Sans vouloir me jeter des fleurs, le fait d’avoir eu cette approche humaine et apporté une réelle écoute semble les avoir aussi aidé dans leur prise de poste. Il y avait aussi un directeur industriel qui était réellement dans le partage de connaissances et qui a beaucoup apporté tant en savoir qu’en reconnaissance.
Qu’est ce que le côté militaire a pu apporter au sein de cette entreprise ?
Il est certain que la première chose qui a été apportée était l’esprit d’équipe. Le technicien est par exemple arrivé en apprenant un métier mais il était par contre le premier à proposer un coup de main à ses collègues lorsque sa machine tournait. Cet esprit d’entraide, de bienveillance et de respect s’est naturellement développé au sein de son l’équipe, puis d’équipes en équipe et dans les autres îlots de production.
Le Directeur a quant a lui beaucoup apporté en matière d’organisation : il a mis en place un solide système de management et, s’étant en un an extrêmement développé techniquement, il a pu apporter à son niveau des connaissances et des compétences techniques à ses équipes. Il avait une aisance relationnelle hallucinante et une autorité naturelle qui lui permettait d’expliquer à un client des choses délicates mais dans des termes rassurants.
On a aujourd’hui la fâcheuse tendance à mettre à la tête des équipes le meilleur profil sur le plan technique, ce qui est selon moi une vaste erreur
Au-delà des compétences professionnelles qu’un ancien militaire pourra transposer, son apport sur le plan organisationnel et de la communication est indéniable. Sur des fonctions d’encadrement, on a aujourd’hui la fâcheuse tendance à mettre à la tête des équipes le meilleur profil sur le plan technique, ce qui est selon moi une vaste erreur car ce n’est pas parce que la personne est extrêmement bonne dans son métier et dans ses tâches professionnelles, qu’elle sera un bon manager, bien au contraire très souvent. Un directeur d’usine n’a pas forcément besoin d’être quelqu’un de très technique car une entreprise a avant tout besoin d’une personne avec une large ouverture d’esprit et qui sache organiser, manager et déléguer des tâches à ses responsables et référents techniques en-dessous de lui. Ce sont typiquement des soft skills dont dispose une personne qui a pu faire du management et de l’encadrement d’équipe au sein des armées. La partie technique peut s’acquérir, par contre, je ne fais pas partie des personnes qui disent que les parties savoir-être et managériales peuvent s’apprendre, et encore moins à l’école.

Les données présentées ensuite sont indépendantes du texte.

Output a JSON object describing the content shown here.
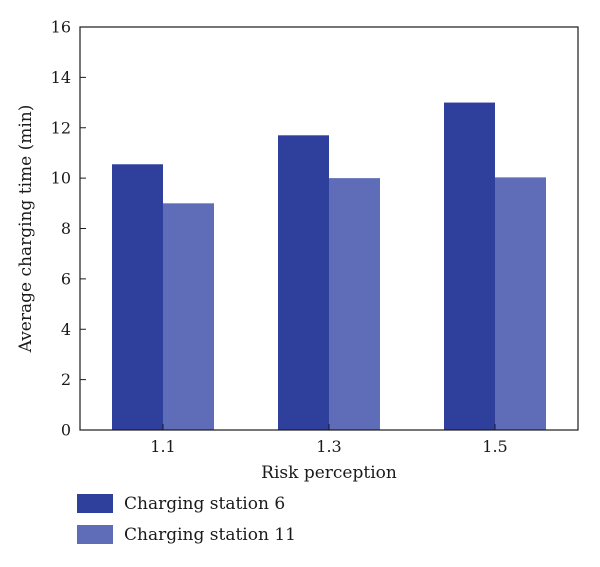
{
  "chart_data": {
    "type": "bar",
    "categories": [
      "1.1",
      "1.3",
      "1.5"
    ],
    "series": [
      {
        "name": "Charging station 6",
        "values": [
          10.55,
          11.7,
          13.0
        ],
        "color": "#2e3f9c"
      },
      {
        "name": "Charging station 11",
        "values": [
          9.0,
          10.0,
          10.03
        ],
        "color": "#5f6db8"
      }
    ],
    "xlabel": "Risk perception",
    "ylabel": "Average charging time (min)",
    "ylim": [
      0,
      16
    ],
    "yticks": [
      "0",
      "2",
      "4",
      "6",
      "8",
      "10",
      "12",
      "14",
      "16"
    ],
    "grid": false,
    "legend_position": "bottom-left"
  }
}
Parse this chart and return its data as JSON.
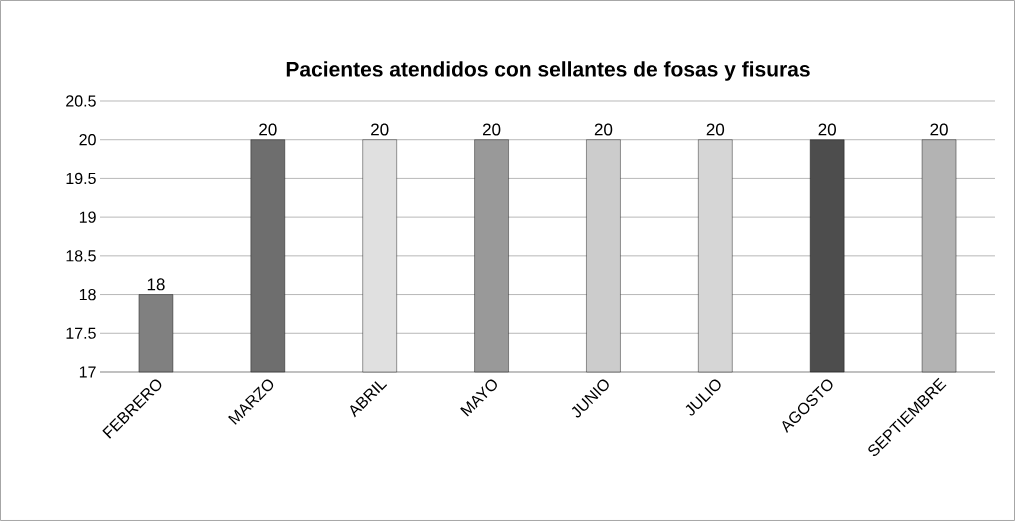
{
  "chart_data": {
    "type": "bar",
    "title": "Pacientes atendidos con sellantes de fosas y fisuras",
    "categories": [
      "FEBRERO",
      "MARZO",
      "ABRIL",
      "MAYO",
      "JUNIO",
      "JULIO",
      "AGOSTO",
      "SEPTIEMBRE"
    ],
    "values": [
      18,
      20,
      20,
      20,
      20,
      20,
      20,
      20
    ],
    "colors": [
      "#808080",
      "#6e6e6e",
      "#e0e0e0",
      "#999999",
      "#cccccc",
      "#d6d6d6",
      "#4d4d4d",
      "#b3b3b3"
    ],
    "ylim": [
      17,
      20.5
    ],
    "yticks": [
      17,
      17.5,
      18,
      18.5,
      19,
      19.5,
      20,
      20.5
    ],
    "grid": "y",
    "data_labels": true
  }
}
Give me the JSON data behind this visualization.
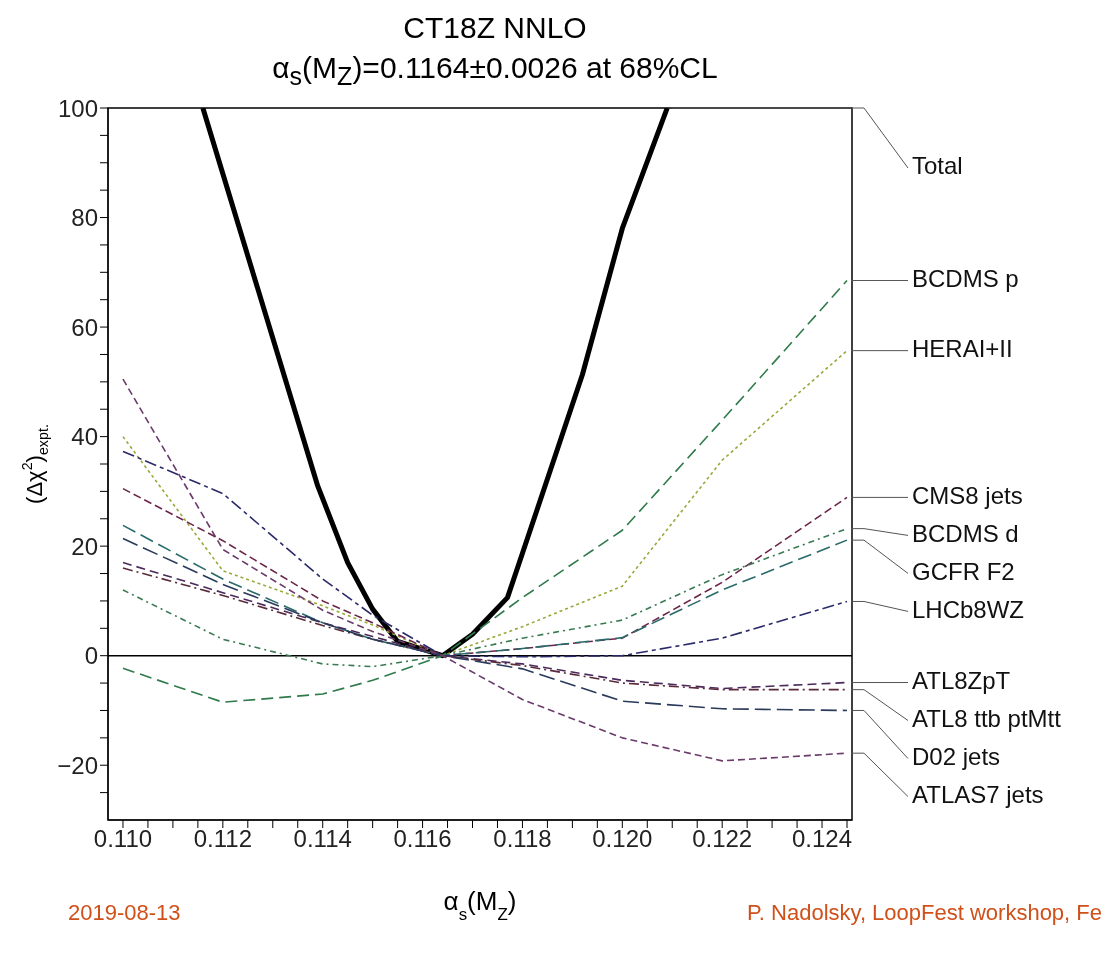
{
  "chart_data": {
    "type": "line",
    "title": "CT18Z NNLO",
    "subtitle": "α$_{s}$(M$_{Z}$)=0.1164±0.0026 at 68%CL",
    "xlabel": "α$_{s}$(M$_{Z}$)",
    "ylabel": "(Δχ$^{2}$)$_{expt.}$",
    "annotations": [
      "2019-08-13",
      "P. Nadolsky, LoopFest workshop, Fe"
    ],
    "x": [
      0.11,
      0.112,
      0.114,
      0.115,
      0.1164,
      0.118,
      0.12,
      0.122,
      0.1245
    ],
    "xlim": [
      0.1097,
      0.1246
    ],
    "xticks": [
      {
        "value": 0.11,
        "label": "0.110"
      },
      {
        "value": 0.1105,
        "label": null
      },
      {
        "value": 0.111,
        "label": null
      },
      {
        "value": 0.1115,
        "label": null
      },
      {
        "value": 0.112,
        "label": "0.112"
      },
      {
        "value": 0.1125,
        "label": null
      },
      {
        "value": 0.113,
        "label": null
      },
      {
        "value": 0.1135,
        "label": null
      },
      {
        "value": 0.114,
        "label": "0.114"
      },
      {
        "value": 0.1145,
        "label": null
      },
      {
        "value": 0.115,
        "label": null
      },
      {
        "value": 0.1155,
        "label": null
      },
      {
        "value": 0.116,
        "label": "0.116"
      },
      {
        "value": 0.1165,
        "label": null
      },
      {
        "value": 0.117,
        "label": null
      },
      {
        "value": 0.1175,
        "label": null
      },
      {
        "value": 0.118,
        "label": "0.118"
      },
      {
        "value": 0.1185,
        "label": null
      },
      {
        "value": 0.119,
        "label": null
      },
      {
        "value": 0.1195,
        "label": null
      },
      {
        "value": 0.12,
        "label": "0.120"
      },
      {
        "value": 0.1205,
        "label": null
      },
      {
        "value": 0.121,
        "label": null
      },
      {
        "value": 0.1215,
        "label": null
      },
      {
        "value": 0.122,
        "label": "0.122"
      },
      {
        "value": 0.1225,
        "label": null
      },
      {
        "value": 0.123,
        "label": null
      },
      {
        "value": 0.1235,
        "label": null
      },
      {
        "value": 0.124,
        "label": "0.124"
      },
      {
        "value": 0.1245,
        "label": null
      }
    ],
    "ylim": [
      -30,
      100
    ],
    "yticks": [
      {
        "value": -25,
        "label": null
      },
      {
        "value": -20,
        "label": "−20"
      },
      {
        "value": -15,
        "label": null
      },
      {
        "value": -10,
        "label": null
      },
      {
        "value": -5,
        "label": null
      },
      0,
      {
        "value": 5,
        "label": null
      },
      {
        "value": 10,
        "label": null
      },
      {
        "value": 15,
        "label": null
      },
      20,
      {
        "value": 25,
        "label": null
      },
      {
        "value": 30,
        "label": null
      },
      {
        "value": 35,
        "label": null
      },
      40,
      {
        "value": 45,
        "label": null
      },
      {
        "value": 50,
        "label": null
      },
      {
        "value": 55,
        "label": null
      },
      60,
      {
        "value": 65,
        "label": null
      },
      {
        "value": 70,
        "label": null
      },
      {
        "value": 75,
        "label": null
      },
      80,
      {
        "value": 85,
        "label": null
      },
      {
        "value": 90,
        "label": null
      },
      {
        "value": 95,
        "label": null
      },
      100
    ],
    "ref_lines": [
      {
        "axis": "y",
        "value": 0,
        "color": "#000000",
        "line_style": "solid"
      }
    ],
    "grid": false,
    "series": [
      {
        "name": "Total",
        "color": "#000000",
        "line_style": "solid",
        "x": [
          0.1116,
          0.112,
          0.1131,
          0.1139,
          0.1145,
          0.115,
          0.1155,
          0.1164,
          0.117,
          0.1177,
          0.118,
          0.1187,
          0.1192,
          0.12,
          0.1209
        ],
        "values": [
          100,
          88,
          55,
          31,
          17,
          8.5,
          2.6,
          0,
          3.9,
          10.6,
          18.7,
          37.7,
          51.3,
          78,
          100
        ]
      },
      {
        "name": "BCDMS p",
        "color": "#2e7a4a",
        "line_style": "dashed",
        "values": [
          -2.3,
          -8.5,
          -7,
          -4.5,
          0,
          10.6,
          22.9,
          43,
          68.5
        ]
      },
      {
        "name": "HERAI+II",
        "color": "#9aa83a",
        "line_style": "dotted",
        "values": [
          40,
          15.5,
          9.1,
          5.6,
          0,
          5.3,
          12.7,
          35.7,
          55.7
        ]
      },
      {
        "name": "CMS8 jets",
        "color": "#6b2548",
        "line_style": "dashed",
        "values": [
          30.5,
          21,
          10,
          6,
          0,
          1.3,
          3.2,
          13.4,
          28.9
        ]
      },
      {
        "name": "BCDMS d",
        "color": "#3a7a52",
        "line_style": "dashed",
        "values": [
          12,
          3,
          -1.5,
          -2,
          0,
          3.2,
          6.5,
          14.8,
          23.2
        ]
      },
      {
        "name": "GCFR F2",
        "color": "#2a6a6a",
        "line_style": "dashed",
        "values": [
          23.8,
          14,
          6,
          3,
          0,
          1.3,
          3.3,
          12,
          21.1
        ]
      },
      {
        "name": "LHCb8WZ",
        "color": "#2a2a6a",
        "line_style": "dashed",
        "values": [
          37.3,
          29.6,
          14,
          7.4,
          0,
          -0.2,
          0,
          3.2,
          9.9
        ]
      },
      {
        "name": "ATL8ZpT",
        "color": "#4a2a5a",
        "line_style": "dashed",
        "values": [
          17,
          11.5,
          6,
          3.5,
          0,
          -1.5,
          -4.5,
          -6,
          -4.9
        ]
      },
      {
        "name": "ATL8 ttb ptMtt",
        "color": "#5a2a3a",
        "line_style": "dashed",
        "values": [
          16,
          11,
          5.5,
          3,
          0,
          -1.8,
          -5,
          -6.2,
          -6.2
        ]
      },
      {
        "name": "D02 jets",
        "color": "#2a3a5a",
        "line_style": "dashed",
        "values": [
          21.4,
          13,
          6,
          3,
          0,
          -2.4,
          -8.3,
          -9.7,
          -10
        ]
      },
      {
        "name": "ATLAS7 jets",
        "color": "#6a3a6a",
        "line_style": "dashed",
        "values": [
          50.5,
          19.4,
          8.3,
          4.4,
          0,
          -8,
          -15,
          -19.2,
          -17.8
        ]
      }
    ]
  }
}
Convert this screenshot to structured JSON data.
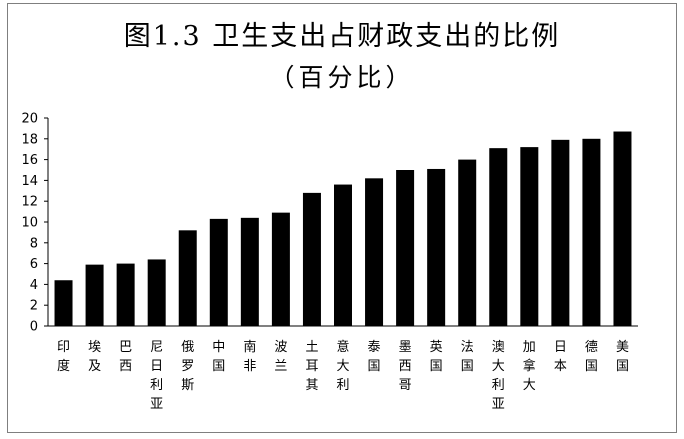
{
  "title": "图1.3 卫生支出占财政支出的比例",
  "subtitle": "（百分比）",
  "chart_data": {
    "type": "bar",
    "title": "图1.3 卫生支出占财政支出的比例",
    "subtitle": "（百分比）",
    "xlabel": "",
    "ylabel": "",
    "ylim": [
      0,
      20
    ],
    "yticks": [
      0,
      2,
      4,
      6,
      8,
      10,
      12,
      14,
      16,
      18,
      20
    ],
    "grid": false,
    "legend": "none",
    "bar_color": "#000000",
    "categories": [
      "印度",
      "埃及",
      "巴西",
      "尼日利亚",
      "俄罗斯",
      "中国",
      "南非",
      "波兰",
      "土耳其",
      "意大利",
      "泰国",
      "墨西哥",
      "英国",
      "法国",
      "澳大利亚",
      "加拿大",
      "日本",
      "德国",
      "美国"
    ],
    "values": [
      4.4,
      5.9,
      6.0,
      6.4,
      9.2,
      10.3,
      10.4,
      10.9,
      12.8,
      13.6,
      14.2,
      15.0,
      15.1,
      16.0,
      17.1,
      17.2,
      17.9,
      18.0,
      18.7
    ]
  }
}
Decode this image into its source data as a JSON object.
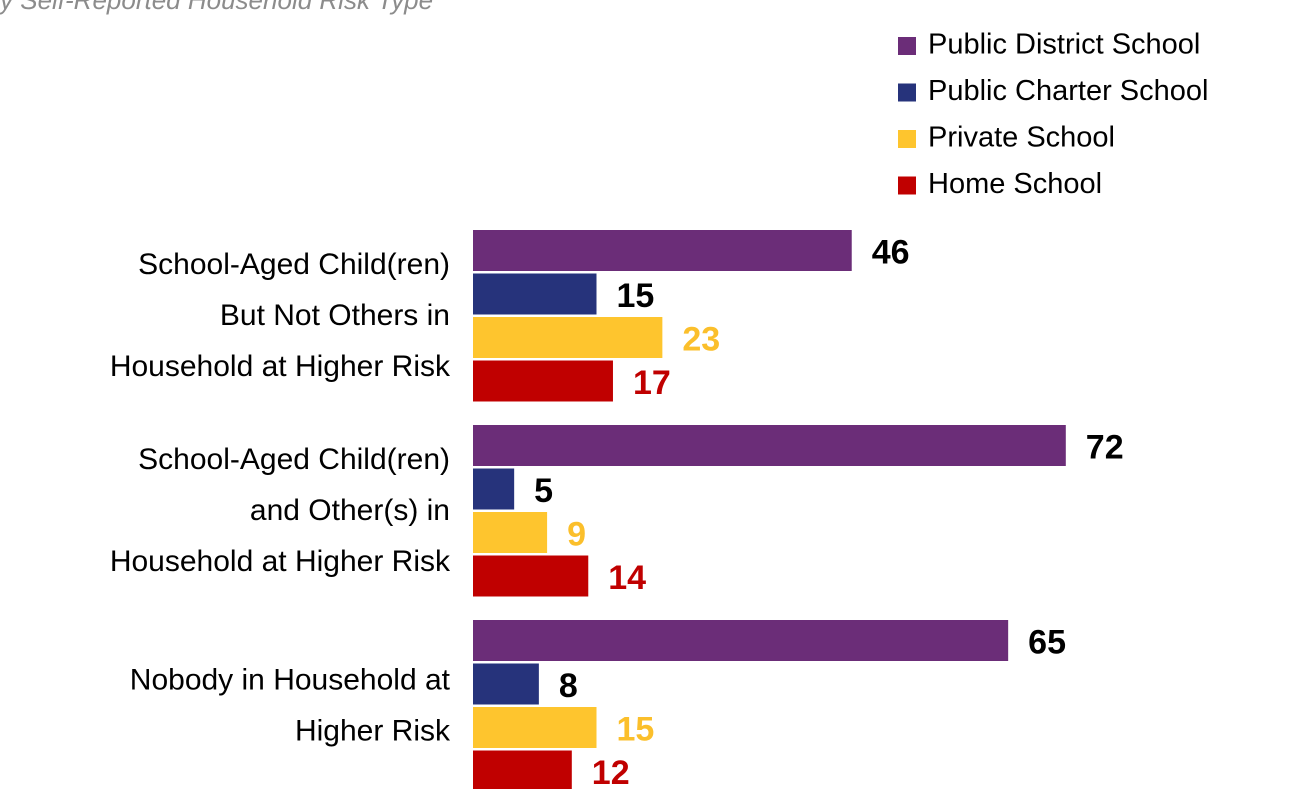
{
  "chart_data": {
    "type": "barh",
    "title": "y Self-Reported Household Risk Type",
    "categories": [
      [
        "School-Aged Child(ren)",
        "But Not Others in",
        "Household at Higher Risk"
      ],
      [
        "School-Aged Child(ren)",
        "and Other(s) in",
        "Household at Higher Risk"
      ],
      [
        "Nobody in Household at",
        "Higher Risk"
      ]
    ],
    "series": [
      {
        "name": "Public District School",
        "color": "#6b2d78",
        "label_color": "#000000",
        "values": [
          46,
          72,
          65
        ]
      },
      {
        "name": "Public Charter School",
        "color": "#26337b",
        "label_color": "#000000",
        "values": [
          15,
          5,
          8
        ]
      },
      {
        "name": "Private School",
        "color": "#fec52e",
        "label_color": "#fbbf2b",
        "values": [
          23,
          9,
          15
        ]
      },
      {
        "name": "Home School",
        "color": "#c00000",
        "label_color": "#c00000",
        "values": [
          17,
          14,
          12
        ]
      }
    ],
    "xlim": [
      0,
      90
    ],
    "legend": "top-right"
  }
}
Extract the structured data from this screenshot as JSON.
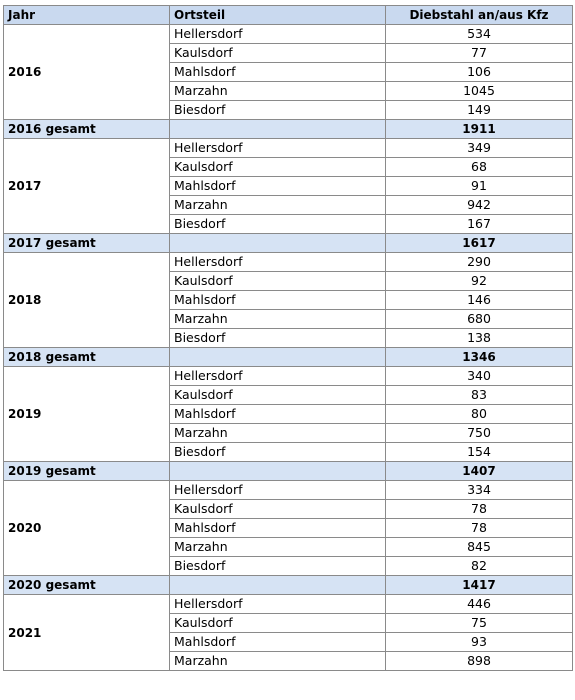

En cette période de pénurie de profils, en particulier sur des fonctions d’encadrement, je ne peux qu’encourager mes homologues à se tourner aussi vers des candidats issus des armées, surtout après tout ce que ces personnes ont pu d’une certaine manière fait pour nous. Je suis en tout cas sur mon nouveau poste dans la même dynamique pour faire en sorte d’intégrer des anciens militaires.